Occupy Oakland
Protesters at Saturday's Occupy Oakland demonstration. Reuters

An Occupy Oakland protest once again spiraled into mass arrests and property destruction on Saturday, underscoring the city's reputation for hosting some of the most tumultuous and occasionally violent demonstrations of the Occupy movement.

That volatility reflects both the tactics used by Occupy Oakland and the Oakland Police Department's tendency to resort to heavy handed enforcement. Both of those factors appear to have been in play on Saturday.

Occupy Oakland Sees Violence As an Option

Occupy Oakland differs from its counterparts around the country in a few respects, perhaps most significanty its refusal to categorically renounce the use of violence. Salon's Joan Walsh described in November how a debate over the subject had fractured Occupy Oakland, with a substantial number of protesters endorsing a diversity of tactics that included property destruction. Walsh faulted the more black bloc faction for advocating violent tactics.

It is very much true. Occupy Oakland has been unable to get the thousands of people passing through Oscar Grant Plaza to agree to the principle of nonviolence, the protester L.E. Long wrote in response. Noting that there was no clear division between violence and nonviolence, Long said the lack of agreement reflected an effort to ensure Occupy Oakland was inclusive of everyone.

The acceptance of diversity of tactics is the acknowledgment that people will not now, nor ever agree as to what constitutes violence versus non, and that we must continue to work together in spite of this, Long wrote.

Tactics Antagonized Some Labor Leaders, Workers

The diversity of tactics approach also includes mass acts of civil disobedience. Occupy Oakland has twice shut down the city's ports, disrupting one of the country's largest commerce hubs. While protesters hailed the demonstrations as major successes, they also carried risks: violence and vandalism flared after the first shutdown, and the second one antagonized some workers and labor leaders, threatening to alienate an early ally of the Occupy movement.

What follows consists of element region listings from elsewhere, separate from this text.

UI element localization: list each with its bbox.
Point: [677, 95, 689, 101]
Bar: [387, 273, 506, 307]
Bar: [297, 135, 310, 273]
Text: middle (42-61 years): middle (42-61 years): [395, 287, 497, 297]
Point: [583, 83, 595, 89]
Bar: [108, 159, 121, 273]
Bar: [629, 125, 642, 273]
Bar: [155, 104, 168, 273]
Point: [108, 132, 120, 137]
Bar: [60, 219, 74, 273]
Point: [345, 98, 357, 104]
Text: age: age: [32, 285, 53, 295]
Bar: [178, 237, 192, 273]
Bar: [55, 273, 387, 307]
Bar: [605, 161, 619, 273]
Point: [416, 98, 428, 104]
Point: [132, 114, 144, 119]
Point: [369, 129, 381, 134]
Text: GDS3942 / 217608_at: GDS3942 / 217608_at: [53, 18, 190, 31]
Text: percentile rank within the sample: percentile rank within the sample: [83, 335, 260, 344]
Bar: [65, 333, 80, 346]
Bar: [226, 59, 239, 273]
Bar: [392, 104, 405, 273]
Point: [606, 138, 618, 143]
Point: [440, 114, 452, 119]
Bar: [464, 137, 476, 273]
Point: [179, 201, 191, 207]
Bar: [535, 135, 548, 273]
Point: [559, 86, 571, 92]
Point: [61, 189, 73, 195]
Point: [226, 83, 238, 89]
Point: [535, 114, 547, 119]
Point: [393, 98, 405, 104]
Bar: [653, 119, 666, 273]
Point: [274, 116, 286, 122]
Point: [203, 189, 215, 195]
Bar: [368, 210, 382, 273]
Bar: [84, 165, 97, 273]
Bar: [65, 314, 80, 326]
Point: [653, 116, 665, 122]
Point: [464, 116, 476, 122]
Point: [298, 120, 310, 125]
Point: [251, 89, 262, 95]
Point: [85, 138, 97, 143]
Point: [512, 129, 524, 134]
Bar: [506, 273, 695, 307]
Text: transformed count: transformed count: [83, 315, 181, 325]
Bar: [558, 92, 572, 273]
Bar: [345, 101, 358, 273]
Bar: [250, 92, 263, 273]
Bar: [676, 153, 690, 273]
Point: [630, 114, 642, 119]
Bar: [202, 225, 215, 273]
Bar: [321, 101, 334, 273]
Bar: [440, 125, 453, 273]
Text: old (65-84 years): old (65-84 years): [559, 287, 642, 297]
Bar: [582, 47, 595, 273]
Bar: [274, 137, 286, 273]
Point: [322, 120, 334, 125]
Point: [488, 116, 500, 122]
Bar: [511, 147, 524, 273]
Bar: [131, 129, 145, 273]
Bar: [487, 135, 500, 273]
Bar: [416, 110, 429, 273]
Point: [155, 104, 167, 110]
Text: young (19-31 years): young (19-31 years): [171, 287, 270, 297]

At the same time, the Oakland Police Department has played a major role in escalating the prostests. A judge recently threatened the troubled police force with federal takeover unless it implemented reforms agreed to nine years ago in light of revelations that a group of officers known as the The Riders were terrorizing minorities.

This department finds itself woefully behind its peers around the state and nation, U.S. District Judge Thelton Henderson wrote in his ruling, adding that he remains in disbelief at the slow pace of reform. Henderson was reacting to a report by a specially appointed monitor that warned of serious concerns about how the police had handled the Occupy Oakland protests.

The police department faced heavy criticism for how police officers managed protesters after attempting to dismantle Occupy Oakland's Frank H. Ogawa Plaza encampment. In scenes resembling street battles, police officers fired tear gas canisters into the crowd, and an Iraq veteran sustained serious injuries after being struck in the head by a canister. Oakland mayor Jean Quan was excoriated, and some members of her administration resigned in protest.

Aggressive Police, Protesters Produced Saturday's Incident

That same combustile mix of civil disobedience, aggressive police officers and protesters willing to attack property exploded on Saturday. The protest was planned to take over the vacant Henry J. Kaiser Convention Center, and protesters had warned Quan in an open letter that attempts to bar them from doing so could result in indefinite occupation of Oakland's airport, port and City Hall.

Police repulsed protesters who tried to enter the convention center and later arrested hundreds of protesters who surged into a YMCA. A small group of protesters later entered City Hall, where they shattered glass, cut electrical wires and burned an American flag.

We're tired of one faction using Oakland as their playground, Quan said on Sunday.

But protesters blamed the police for a disproportionate response. Multiple news outlets reported that riot gear-clad police officers deployed tear gas and flash-bang grenades, and several journalists were unlawfully arrested. Protesters said that police did not give them time to disperse before beginning to arrest people.

Contrary to their own policy, the OPD gave no option of leaving or instruction on how to depart, the Occupy Oakland media working group said in a news release. These arrests are completely illegal, and this will probably result in another class action lawsuit against the OPD, who have already cost Oakland $58 million in lawsuits over the past 10 years.